代码的整体逻辑与DFS类似,但在发现新的岛屿后,通过队列进行广度优先搜索,将与该陆地相连的所有陆地都置为‘0’,表示已访问过的区域。
拆解分析
isValid
函数
bool isValid(char** grid, int gridSize, int* gridColSize, int x, int y) {
return x >= 0 && x < gridSize && y >= 0 && y < *gridColSize && grid[x][y] == '1';
}
isValid
函数的解析:用于判断某个坐标是否在网格范围内且对应位置为‘1’。
bfs
函数
void bfs(char** grid, int gridSize, int* gridColSize, int startX, int startY) {
Point queue[gridSize * (*gridColSize)];
int front = 0, rear = 0;
queue[rear++] = (Point){startX, startY};
grid[startX][startY] = '0';
while (front < rear) {
Point p = queue[front++];
int directions[4][2] = {{0, 1}, {1, 0}, {0, -1}, {-1, 0}};
for (int i = 0; i < 4; i++) {
int newX = p.x + directions[i][0];
int newY = p.y + directions[i][1];
if (isValid(grid, gridSize, gridColSize, newX, newY)) {
grid[newX][newY] = '0';
queue[rear++] = (Point){newX, newY};
}
}
}
}
bfs
函数的解析:通过队列进行广度优先搜索,将与当前陆地相连的所有陆地置为‘0’。
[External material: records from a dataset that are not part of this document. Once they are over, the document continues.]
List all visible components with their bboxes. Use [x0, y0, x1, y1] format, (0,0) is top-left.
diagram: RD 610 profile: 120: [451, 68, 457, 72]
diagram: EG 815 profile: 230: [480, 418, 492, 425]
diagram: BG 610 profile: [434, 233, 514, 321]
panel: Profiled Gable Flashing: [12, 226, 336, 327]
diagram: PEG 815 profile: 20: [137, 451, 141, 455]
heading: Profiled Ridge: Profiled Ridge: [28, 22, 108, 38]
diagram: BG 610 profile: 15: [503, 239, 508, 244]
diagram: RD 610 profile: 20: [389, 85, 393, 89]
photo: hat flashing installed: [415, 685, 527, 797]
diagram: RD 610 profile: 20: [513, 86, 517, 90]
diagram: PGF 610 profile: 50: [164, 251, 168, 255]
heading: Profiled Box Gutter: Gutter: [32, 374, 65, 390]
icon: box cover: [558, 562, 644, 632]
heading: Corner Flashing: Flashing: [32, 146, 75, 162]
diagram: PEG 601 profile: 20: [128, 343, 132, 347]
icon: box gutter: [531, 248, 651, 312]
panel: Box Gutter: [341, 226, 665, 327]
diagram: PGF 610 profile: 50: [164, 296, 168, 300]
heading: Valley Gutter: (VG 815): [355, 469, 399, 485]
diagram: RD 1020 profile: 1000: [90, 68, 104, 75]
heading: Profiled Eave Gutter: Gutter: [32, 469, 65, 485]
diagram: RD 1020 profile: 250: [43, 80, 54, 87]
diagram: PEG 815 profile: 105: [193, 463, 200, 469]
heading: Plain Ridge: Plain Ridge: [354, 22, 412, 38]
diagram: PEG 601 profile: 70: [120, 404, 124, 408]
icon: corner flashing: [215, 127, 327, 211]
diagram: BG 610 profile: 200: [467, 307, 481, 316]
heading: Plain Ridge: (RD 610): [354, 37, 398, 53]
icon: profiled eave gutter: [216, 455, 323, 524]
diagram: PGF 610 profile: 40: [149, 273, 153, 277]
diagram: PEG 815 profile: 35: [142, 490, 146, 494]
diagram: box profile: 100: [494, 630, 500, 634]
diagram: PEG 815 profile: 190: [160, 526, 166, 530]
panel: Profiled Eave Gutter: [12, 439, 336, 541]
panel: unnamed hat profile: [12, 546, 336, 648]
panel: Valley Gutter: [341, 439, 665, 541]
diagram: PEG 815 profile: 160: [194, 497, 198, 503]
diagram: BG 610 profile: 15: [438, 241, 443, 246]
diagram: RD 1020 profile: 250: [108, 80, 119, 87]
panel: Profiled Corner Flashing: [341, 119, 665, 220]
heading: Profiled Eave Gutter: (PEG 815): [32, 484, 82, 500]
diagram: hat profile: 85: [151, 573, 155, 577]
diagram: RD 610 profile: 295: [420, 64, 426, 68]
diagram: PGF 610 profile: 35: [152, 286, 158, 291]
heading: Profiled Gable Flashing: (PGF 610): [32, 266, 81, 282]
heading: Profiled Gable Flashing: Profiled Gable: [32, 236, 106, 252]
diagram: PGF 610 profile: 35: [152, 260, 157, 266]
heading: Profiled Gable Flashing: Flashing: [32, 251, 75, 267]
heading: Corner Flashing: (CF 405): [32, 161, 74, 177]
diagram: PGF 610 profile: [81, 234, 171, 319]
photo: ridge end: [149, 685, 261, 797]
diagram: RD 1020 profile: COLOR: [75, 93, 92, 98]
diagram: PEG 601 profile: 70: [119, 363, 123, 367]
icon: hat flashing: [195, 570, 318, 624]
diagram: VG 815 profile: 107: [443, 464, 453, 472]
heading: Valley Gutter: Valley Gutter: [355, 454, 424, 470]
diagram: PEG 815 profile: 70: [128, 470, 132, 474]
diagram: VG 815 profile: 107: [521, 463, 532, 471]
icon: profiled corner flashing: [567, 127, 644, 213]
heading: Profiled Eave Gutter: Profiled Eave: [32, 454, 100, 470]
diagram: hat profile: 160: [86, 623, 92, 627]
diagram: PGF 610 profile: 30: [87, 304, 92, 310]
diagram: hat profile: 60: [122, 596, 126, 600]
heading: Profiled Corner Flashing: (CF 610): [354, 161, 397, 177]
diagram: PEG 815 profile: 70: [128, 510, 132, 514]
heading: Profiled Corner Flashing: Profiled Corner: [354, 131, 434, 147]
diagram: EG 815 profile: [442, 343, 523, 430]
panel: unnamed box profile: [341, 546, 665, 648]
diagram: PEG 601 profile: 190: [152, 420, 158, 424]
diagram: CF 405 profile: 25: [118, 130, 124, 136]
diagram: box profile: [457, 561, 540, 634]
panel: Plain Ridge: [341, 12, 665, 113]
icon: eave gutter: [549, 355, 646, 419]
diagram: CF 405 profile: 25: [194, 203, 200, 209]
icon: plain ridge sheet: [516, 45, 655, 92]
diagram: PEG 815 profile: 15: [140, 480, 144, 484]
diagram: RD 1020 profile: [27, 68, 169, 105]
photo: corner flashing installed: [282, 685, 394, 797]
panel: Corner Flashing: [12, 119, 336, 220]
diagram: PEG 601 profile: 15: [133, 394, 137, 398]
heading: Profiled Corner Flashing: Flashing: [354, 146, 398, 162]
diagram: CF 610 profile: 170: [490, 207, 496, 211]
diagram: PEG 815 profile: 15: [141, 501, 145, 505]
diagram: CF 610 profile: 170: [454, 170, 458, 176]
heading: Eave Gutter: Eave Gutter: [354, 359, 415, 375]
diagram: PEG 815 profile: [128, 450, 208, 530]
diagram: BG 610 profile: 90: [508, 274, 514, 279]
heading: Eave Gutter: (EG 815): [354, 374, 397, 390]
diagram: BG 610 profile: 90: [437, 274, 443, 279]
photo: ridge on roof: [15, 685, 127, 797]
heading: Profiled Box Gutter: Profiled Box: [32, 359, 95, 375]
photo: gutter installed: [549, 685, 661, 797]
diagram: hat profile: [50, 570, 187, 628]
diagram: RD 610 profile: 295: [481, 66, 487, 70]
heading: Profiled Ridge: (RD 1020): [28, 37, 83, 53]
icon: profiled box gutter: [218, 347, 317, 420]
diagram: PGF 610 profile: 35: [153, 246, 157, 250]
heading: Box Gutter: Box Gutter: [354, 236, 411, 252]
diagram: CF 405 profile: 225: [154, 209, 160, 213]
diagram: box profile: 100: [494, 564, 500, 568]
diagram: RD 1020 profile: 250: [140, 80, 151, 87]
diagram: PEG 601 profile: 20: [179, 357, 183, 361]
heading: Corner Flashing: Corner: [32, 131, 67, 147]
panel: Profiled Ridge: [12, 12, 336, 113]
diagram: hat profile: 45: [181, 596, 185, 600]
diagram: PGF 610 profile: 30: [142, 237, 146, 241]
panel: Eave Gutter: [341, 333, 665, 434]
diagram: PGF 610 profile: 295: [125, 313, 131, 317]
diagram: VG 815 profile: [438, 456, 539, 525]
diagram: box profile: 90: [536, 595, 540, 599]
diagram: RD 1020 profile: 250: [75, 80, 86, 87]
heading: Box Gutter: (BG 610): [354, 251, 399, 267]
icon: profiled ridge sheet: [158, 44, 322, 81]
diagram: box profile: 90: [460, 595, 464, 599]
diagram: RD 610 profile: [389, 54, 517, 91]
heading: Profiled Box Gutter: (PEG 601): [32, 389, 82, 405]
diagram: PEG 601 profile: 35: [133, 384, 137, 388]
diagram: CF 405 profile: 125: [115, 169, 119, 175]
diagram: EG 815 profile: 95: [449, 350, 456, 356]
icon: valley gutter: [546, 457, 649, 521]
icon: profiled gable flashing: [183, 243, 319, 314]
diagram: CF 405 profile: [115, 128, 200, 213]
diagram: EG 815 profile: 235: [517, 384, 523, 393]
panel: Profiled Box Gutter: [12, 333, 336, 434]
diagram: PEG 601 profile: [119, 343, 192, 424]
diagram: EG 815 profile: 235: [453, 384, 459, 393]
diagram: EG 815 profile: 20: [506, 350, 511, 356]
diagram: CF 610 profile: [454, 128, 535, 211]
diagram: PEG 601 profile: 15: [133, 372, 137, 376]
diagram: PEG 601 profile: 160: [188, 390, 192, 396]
队列中每次取出一个点,并将该点的四个方向相邻的陆地加入队列,直到队列为空。
numIslandsBFS
函数中的双重循环
int numIslandsBFS(char** grid, int gridSize, int* gridColSize) {
int isLandCnt = 0;
for (int i = 0; i < gridSize; i++) {
for (int j = 0; j < *gridColSize; j++) {
if (grid[i][j] == '1') {
isLandCnt++;
bfs(grid, gridSize, gridColSize, i, j);
}
}
}
return isLandCnt;
}
*双重循环的解析
:外层循环遍历网格的每一行,内层循环遍历每一列。当遇到‘1’时,表示发现一个新的岛屿,计数器增加,并调用bfs
函数,清除与该陆地相连的所有陆地。*
复杂度分析
- 时间复杂度:O(m * n),其中m和n分别是网格的行数和列数。每个格子最多只会被访问一次。
- 空间复杂度:O(m * n),在最坏情况下,队列的大小可能达到网格中所有陆地格子的数量。